An dieser Stelle ist es ein Segen, dass so viele – besonders junge – Menschen gerade nach Echtheit suchen, nach Authentizität. Es braucht die Glaubwürdigkeit eines Menschen, der persönlich und lebensnah von seinen Erfahrungen teilt. Menschen brauchen es, im Leben von anderen die Realität des Unterwegsseins mit Jesus mitzuverfolgen. Es braucht Orte, an denen sie ihre kritischen Fragen stellen können, ohne verurteilt zu werden. Es braucht das an-die Hand-nehmen durch Herausforderungen und Krisen hindurch. Es braucht Jüngermacher.

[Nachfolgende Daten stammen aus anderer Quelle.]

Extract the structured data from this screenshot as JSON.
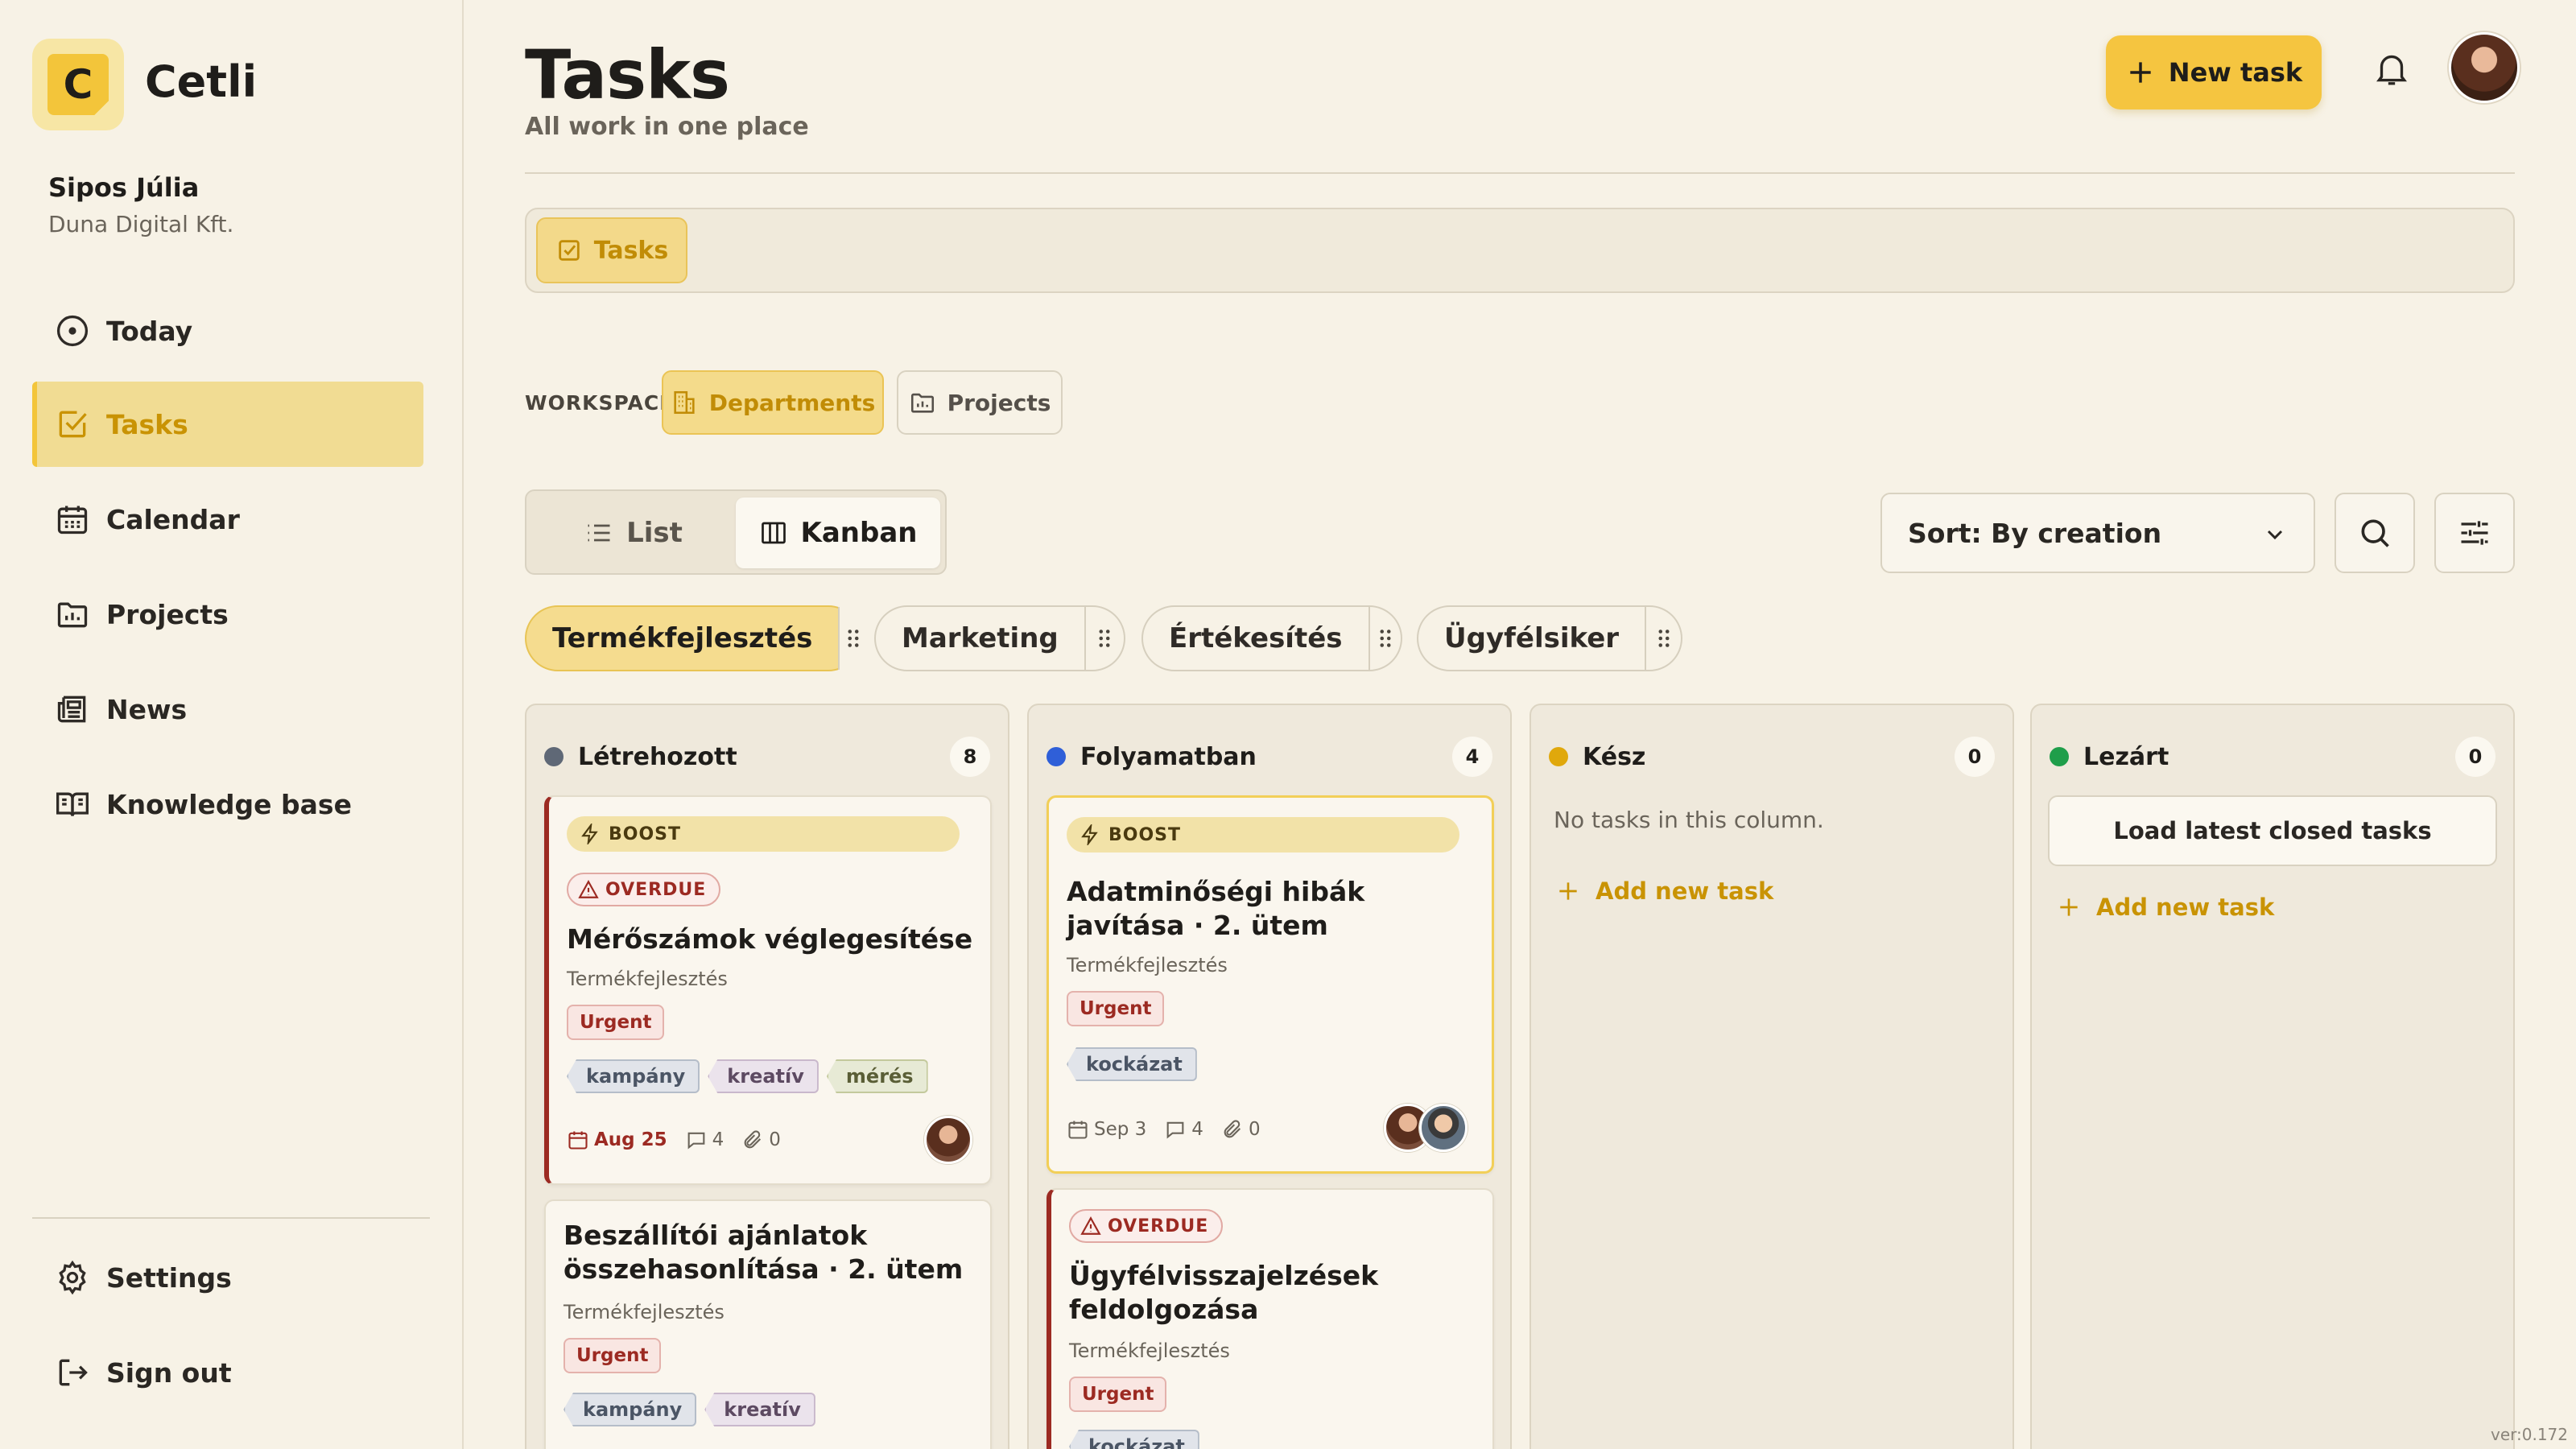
{
  "app": {
    "name": "Cetli",
    "logo_letter": "C",
    "version": "ver:0.172"
  },
  "user": {
    "name": "Sipos Júlia",
    "company": "Duna Digital Kft."
  },
  "sidebar": {
    "items": [
      {
        "label": "Today",
        "icon": "clock-icon"
      },
      {
        "label": "Tasks",
        "icon": "checkbox-icon",
        "active": true
      },
      {
        "label": "Calendar",
        "icon": "calendar-icon"
      },
      {
        "label": "Projects",
        "icon": "folder-chart-icon"
      },
      {
        "label": "News",
        "icon": "newspaper-icon"
      },
      {
        "label": "Knowledge base",
        "icon": "book-icon"
      }
    ],
    "footer": [
      {
        "label": "Settings",
        "icon": "gear-icon"
      },
      {
        "label": "Sign out",
        "icon": "logout-icon"
      }
    ]
  },
  "header": {
    "title": "Tasks",
    "subtitle": "All work in one place",
    "new_task_label": "New task"
  },
  "tabbar": {
    "tabs": [
      {
        "label": "Tasks"
      }
    ]
  },
  "workspace": {
    "label": "WORKSPACE",
    "options": [
      "Departments",
      "Projects"
    ],
    "selected": "Departments"
  },
  "view": {
    "options": [
      "List",
      "Kanban"
    ],
    "selected": "Kanban"
  },
  "sort": {
    "label": "Sort: By creation"
  },
  "departments": {
    "tabs": [
      "Termékfejlesztés",
      "Marketing",
      "Értékesítés",
      "Ügyfélsiker"
    ],
    "active": "Termékfejlesztés"
  },
  "columns": [
    {
      "title": "Létrehozott",
      "count": "8",
      "color": "#5f6876",
      "cards": [
        {
          "boost": "BOOST",
          "overdue": "OVERDUE",
          "title": "Mérőszámok véglegesítése",
          "dept": "Termékfejlesztés",
          "priority": "Urgent",
          "tags": [
            "kampány",
            "kreatív",
            "mérés"
          ],
          "due": "Aug 25",
          "comments": "4",
          "attachments": "0"
        },
        {
          "title": "Beszállítói ajánlatok összehasonlítása · 2. ütem",
          "dept": "Termékfejlesztés",
          "priority": "Urgent",
          "tags": [
            "kampány",
            "kreatív"
          ]
        }
      ]
    },
    {
      "title": "Folyamatban",
      "count": "4",
      "color": "#2f5fd8",
      "cards": [
        {
          "boost": "BOOST",
          "title": "Adatminőségi hibák javítása · 2. ütem",
          "dept": "Termékfejlesztés",
          "priority": "Urgent",
          "tags": [
            "kockázat"
          ],
          "due": "Sep 3",
          "comments": "4",
          "attachments": "0"
        },
        {
          "overdue": "OVERDUE",
          "title": "Ügyfélvisszajelzések feldolgozása",
          "dept": "Termékfejlesztés",
          "priority": "Urgent",
          "tags": [
            "kockázat"
          ]
        }
      ]
    },
    {
      "title": "Kész",
      "count": "0",
      "color": "#e0a80c",
      "empty_text": "No tasks in this column.",
      "add_label": "Add new task"
    },
    {
      "title": "Lezárt",
      "count": "0",
      "color": "#1f9e4a",
      "load_label": "Load latest closed tasks",
      "add_label": "Add new task"
    }
  ]
}
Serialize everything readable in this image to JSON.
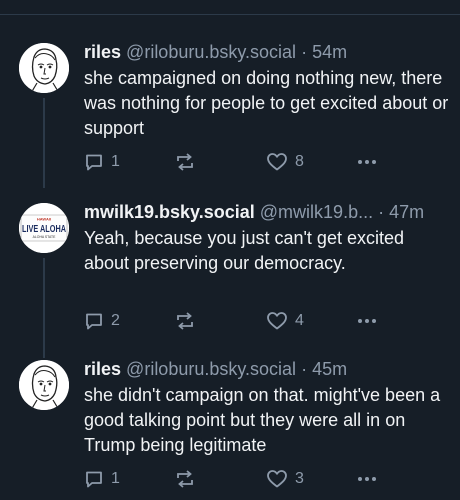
{
  "posts": [
    {
      "display_name": "riles",
      "handle": "@riloburu.bsky.social",
      "separator": "·",
      "time": "54m",
      "text": "she campaigned on doing nothing new, there was nothing for people to get excited about or support",
      "replies": "1",
      "reposts": "",
      "likes": "8",
      "avatar_icon": "sketch-face-avatar"
    },
    {
      "display_name": "mwilk19.bsky.social",
      "handle": "@mwilk19.b...",
      "separator": "·",
      "time": "47m",
      "text": "Yeah, because you just can't get excited about preserving our democracy.",
      "replies": "2",
      "reposts": "",
      "likes": "4",
      "avatar_icon": "license-plate-avatar",
      "avatar_text": {
        "top": "HAWAII",
        "main": "LIVE ALOHA",
        "bottom": "ALOHA STATE"
      }
    },
    {
      "display_name": "riles",
      "handle": "@riloburu.bsky.social",
      "separator": "·",
      "time": "45m",
      "text": "she didn't campaign on that. might've been a good talking point but they were all in on Trump being legitimate",
      "replies": "1",
      "reposts": "",
      "likes": "3",
      "avatar_icon": "sketch-face-avatar"
    }
  ],
  "icons": {
    "reply": "reply-bubble-icon",
    "repost": "repost-arrows-icon",
    "like": "heart-icon",
    "more": "more-dots-icon"
  },
  "colors": {
    "background": "#161e27",
    "text": "#f1f3f5",
    "muted": "#8e9bab",
    "divider": "#2c3a49"
  }
}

Wie Jesus Jüngerschaft gelebt hat

Der beste Ort dafür ist eine Kleingruppe – Zumindest hat Jesus das so gemacht. Seine kleine Gruppe bestand aus 12 Jüngern, mit denen er drei Jahre lang Leben geteilt hat. Es braucht diese Jüngerschaftsbeziehungen, das gemeinsam unterwegs sein. Dort gibt es den Austausch, die Herausforderung und die Ermutigung, die den Einzelnen in seiner Situation angemessen wahrnimmt. Interessant, oder? Wenn du an Jesu Stelle gewesen wärst und hättest drei Jahre Zeit, um das Evangelium bis an das Ende der ganzen Welt zu bringen, die damals ja zum Teil noch nicht einmal bekannt war – Wie hättest du das gemacht? Dreimal jeden Sonntag den Tempelvorplatz gefüllt? Das hätte Jesus sicher gekonnt. Doch er entscheidet sich für die intensive Beziehung, weil er weiß, dass das nachhaltig die Herzen verändert und letztendlich so die ganze Welt seine Botschaft hören wird. Kirche muss kleiner werden, weil im Kleinen die notwendigen tiefgehenden Veränderungsprozesse geschehen können.

Die Kirche der Zukunft ist klein und groß

Dieser Artikel ist nicht gegen Gottesdienste, sondern für Jüngerschaft. Die Kirche der Zukunft versteht, dass Jüngerschaft das ist, worauf es ankommt. Deshalb richtet sie sich so aus, dass Jüngerschaft gelebt wird. Wo der Gottesdienst dazu beitragen kann, Jüngerschaft zu fördern, wird es Gottesdienste geben. Wo Kleingruppen dazu beitragen, Jüngerschaft zu fördern, wird es Kleingruppen geben. Die Kirche der Zukunft ist klein und groß, weil sie den besten Weg sucht, Menschen zu Jüngern zu machen.

hallo news!

Wir freuen uns darauf, euch regelmäßig zu informieren. in der mail wartet ein kleines geschenk auf dich :)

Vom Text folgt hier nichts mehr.